Bermann Fischer retired in 1963 after selling the publishing house in 1962 to the Holtzbrinck Publishing Group. He subsequently devoted his time to sculpture and, later, to painting. In his final interview, he stated that his life’s work had been guided by two obligations: to preserve the publishing house and continue it in accordance with its tradition, and to protect his family from destruction under Nazi rule.

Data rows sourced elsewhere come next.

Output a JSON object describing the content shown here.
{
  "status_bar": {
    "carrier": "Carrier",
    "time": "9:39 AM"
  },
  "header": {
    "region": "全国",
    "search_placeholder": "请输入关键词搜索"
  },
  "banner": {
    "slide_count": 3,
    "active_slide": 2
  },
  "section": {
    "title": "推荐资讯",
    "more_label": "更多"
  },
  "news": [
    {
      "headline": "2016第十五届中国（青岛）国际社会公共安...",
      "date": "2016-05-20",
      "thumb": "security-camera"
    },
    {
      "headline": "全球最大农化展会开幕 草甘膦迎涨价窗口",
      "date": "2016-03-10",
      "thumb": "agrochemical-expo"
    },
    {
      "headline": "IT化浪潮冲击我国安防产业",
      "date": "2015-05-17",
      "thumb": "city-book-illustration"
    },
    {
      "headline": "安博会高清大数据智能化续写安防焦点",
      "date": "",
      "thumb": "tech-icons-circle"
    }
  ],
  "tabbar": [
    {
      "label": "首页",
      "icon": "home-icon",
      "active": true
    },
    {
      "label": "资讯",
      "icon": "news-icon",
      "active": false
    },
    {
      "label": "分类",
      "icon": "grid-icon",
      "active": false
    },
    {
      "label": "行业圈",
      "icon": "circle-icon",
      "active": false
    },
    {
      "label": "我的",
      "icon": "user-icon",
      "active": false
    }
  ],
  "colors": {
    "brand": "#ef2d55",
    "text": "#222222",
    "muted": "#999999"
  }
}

Bermann Fischer died in 1995 in Tuscany and was buried at the Jewish Cemetery Berlin-Weißensee.

== Literary works ==
- Wanderer durch ein Jahrhundert. Fischer (Tb.), Frankfurt 1994, ISBN 3-596-12176-0
- Bedroht, bewahrt. Fischer (S.), Frankfurt 1981, ISBN 3-10-021601-6
- Briefwechsel mit Autoren. Fischer (S.), Frankfurt 2001, ISBN 3-10-021602-4
- Lebendige Gegenwart. ²1987, ISBN 3-7172-0348-7
- Briefwechsel. [with Carl Zuckmayer], Wallstein 2004, ISBN 3-89244-627-X
- Briefwechsel 1932 - 1955. [with Thomas Mann], Fischer (Tb.), Frankfurt 1975, ISBN 3-596-21566-8
- Die neue Rundschau vom 6. Juni 1945. Faksimileausgabe, S. Fischer, Frankfurt 2001, ISBN 3-10-048184-4 (Hg.)